Я думаю, результаты кардиограмм сохраняются на твоем компьютере?— Дальше что?
— Хочу взглянуть на одну.
— Слушай, не усложняй себе жизнь, — ответил Вася. — Шуруй наверх, в архив.
— Да был я там. Ее там нет. Сделай одолжение, посмотри у себя.
— А что конкретно интересует, товарищ доктор?
Когда Кузнецов сказал, Рязанский расширил глаза. Затем он медленно склонил голову в шутливом поклоне.
— Ну и ну… Привалило тебе счастье, а?
Пусть он думает, что меня приставили лечить Павличенко…
Вася набрал имя на клавиатуре компьютера.
— Данные остаются в банке около месяца. Затем они стираются, — сообщил Вася. Он был уже серьезен. — Пленки, знаешь ли, не хватает. Ее потом опять пускают в дело. Ты хоть знаешь, когда примерно была сделана кардиограмма? Я вообще не помню, чтобы я ее делал. Возможно, была не моя смена.
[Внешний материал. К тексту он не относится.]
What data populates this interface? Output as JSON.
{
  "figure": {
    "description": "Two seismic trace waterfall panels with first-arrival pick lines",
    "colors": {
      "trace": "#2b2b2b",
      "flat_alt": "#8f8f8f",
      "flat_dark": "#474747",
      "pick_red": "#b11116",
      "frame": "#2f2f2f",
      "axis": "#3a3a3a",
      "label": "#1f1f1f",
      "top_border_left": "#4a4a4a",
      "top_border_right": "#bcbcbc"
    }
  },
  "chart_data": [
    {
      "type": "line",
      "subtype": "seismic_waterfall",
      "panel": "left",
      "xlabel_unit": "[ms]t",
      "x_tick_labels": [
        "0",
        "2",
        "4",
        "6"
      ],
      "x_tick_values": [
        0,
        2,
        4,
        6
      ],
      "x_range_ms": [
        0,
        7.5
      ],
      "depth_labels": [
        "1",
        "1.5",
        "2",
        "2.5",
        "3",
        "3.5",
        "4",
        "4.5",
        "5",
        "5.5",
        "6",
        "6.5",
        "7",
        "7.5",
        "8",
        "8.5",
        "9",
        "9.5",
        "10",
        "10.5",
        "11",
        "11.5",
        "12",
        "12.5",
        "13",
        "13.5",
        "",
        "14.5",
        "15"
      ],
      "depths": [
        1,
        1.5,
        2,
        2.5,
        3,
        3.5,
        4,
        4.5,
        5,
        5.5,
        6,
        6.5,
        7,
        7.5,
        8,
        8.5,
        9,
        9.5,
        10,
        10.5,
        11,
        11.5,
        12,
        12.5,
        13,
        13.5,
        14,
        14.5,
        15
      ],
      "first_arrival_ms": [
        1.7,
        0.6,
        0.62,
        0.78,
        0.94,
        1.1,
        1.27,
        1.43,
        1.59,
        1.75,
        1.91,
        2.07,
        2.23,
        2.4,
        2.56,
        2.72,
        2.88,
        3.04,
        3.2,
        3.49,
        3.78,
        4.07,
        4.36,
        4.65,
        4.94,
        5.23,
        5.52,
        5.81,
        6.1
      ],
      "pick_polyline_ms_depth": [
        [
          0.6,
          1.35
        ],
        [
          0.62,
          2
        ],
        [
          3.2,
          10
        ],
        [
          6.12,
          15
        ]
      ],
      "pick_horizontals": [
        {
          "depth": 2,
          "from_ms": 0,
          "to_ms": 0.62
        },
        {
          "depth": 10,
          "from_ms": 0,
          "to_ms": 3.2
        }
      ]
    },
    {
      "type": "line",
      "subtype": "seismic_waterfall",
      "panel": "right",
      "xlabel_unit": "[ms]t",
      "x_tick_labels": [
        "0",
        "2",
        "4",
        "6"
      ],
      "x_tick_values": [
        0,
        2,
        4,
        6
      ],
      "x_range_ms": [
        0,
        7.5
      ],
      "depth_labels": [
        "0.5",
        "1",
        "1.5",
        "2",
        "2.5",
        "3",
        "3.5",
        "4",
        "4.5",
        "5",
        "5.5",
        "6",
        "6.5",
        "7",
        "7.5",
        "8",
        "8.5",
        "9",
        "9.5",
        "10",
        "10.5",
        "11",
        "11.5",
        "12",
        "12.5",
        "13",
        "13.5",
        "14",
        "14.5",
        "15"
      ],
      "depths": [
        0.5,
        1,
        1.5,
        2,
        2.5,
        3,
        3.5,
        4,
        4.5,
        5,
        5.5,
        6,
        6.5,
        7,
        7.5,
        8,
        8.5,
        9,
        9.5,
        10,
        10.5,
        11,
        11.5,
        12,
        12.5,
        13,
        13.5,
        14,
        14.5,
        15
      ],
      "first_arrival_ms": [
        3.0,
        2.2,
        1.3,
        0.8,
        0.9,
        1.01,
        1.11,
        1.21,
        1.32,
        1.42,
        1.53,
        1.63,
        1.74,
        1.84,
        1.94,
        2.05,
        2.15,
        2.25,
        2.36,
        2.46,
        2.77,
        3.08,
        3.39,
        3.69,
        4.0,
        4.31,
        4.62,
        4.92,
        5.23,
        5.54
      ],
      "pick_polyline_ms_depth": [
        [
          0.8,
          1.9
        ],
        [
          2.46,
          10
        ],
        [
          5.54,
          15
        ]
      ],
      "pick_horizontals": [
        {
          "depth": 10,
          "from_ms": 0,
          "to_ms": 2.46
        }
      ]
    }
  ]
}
— Я думаю, в течение последнего месяца.
— Ага, вот оно, — провозгласил Рязанский. — Иди смотри.
Кузнецов подошел.
— Слушай, я бы хотел посмотреть каждый участок мозга крупным планом. Это возможно?
— Запросто.
Обследовав все участки мозга Павличенко, Александр выяснил все, что нужно. Налицо обширный инфаркт левой стороны головного мозга.
Но как же это может быть? Ведь по данным компьютера наверху у Павличенко нет никаких отклонений… Кардиограмма не показывала никаких значительных отклонений… А здесь все свидетельствует об обширном ударе. А как могло случиться, что об этом никому не известно?
Что-то тут явно не так. Что-то подтасовано.
И тут он заметил на мониторе дату съемки.
7 ноября.
Итак, согласно дате, обследование проводилось 7 ноября. То есть через два дня.
В одном из кабинетов Первого главного управления КГБ, расположенного на окраине Москвы, раздались частые гудки компьютера. Система тревоги была подсоединена к детектору вторжения. Она должна была немедленно сообщать о проникновении в секретную компьютерную сеть.
На мониторе одна за другой вспыхнули надписи.
Проникновение в секретную сеть.
Кремлевская больница.
Отделение внутренних болезней.
Терминал 3028.
Последовала короткая пауза, во время которой в памяти компьютера производилось сличение кода входа в банк данных со списком персонала больницы, затем возникла еще одна надпись:
АЛЕКСАНДР КУЗНЕЦОВ.
67
Москва
Кафе было очень простое, даже уродливое. Оно было заставлено маленькими столиками, у которых стоя ели люди. Народу было очень мало, воняло горелым жиром, стекла окон запотели от дыхания. Длинная молчаливая очередь стояла вдоль стойки. Люди передвигали подносы со стаканами сметаны и тарелками с пельменями к кассе. Две седые женщины выкладывали на стойку хрустящие золотисто-коричневые пирожки.
Оказалось, что пельмени — это маленькие кусочки сероватого мяса, завернутые в бледное тесто, проваренные и политые сметаной. На вкус они оказались лучше, чем на вид. Пирожки же можно было назвать вкусными. Стоун запил пирожок стаканом кофе с молоком. Это, конечно, был не настоящий кофе, а какой-то жалкий эрзац, предусмотрительно забеленный горячим молоком.
— Я больше не могу оставаться у тебя, — задумчиво произнес Чарли, жуя пирожок и запивая его кофе. — Это опасно и для тебя, и для меня.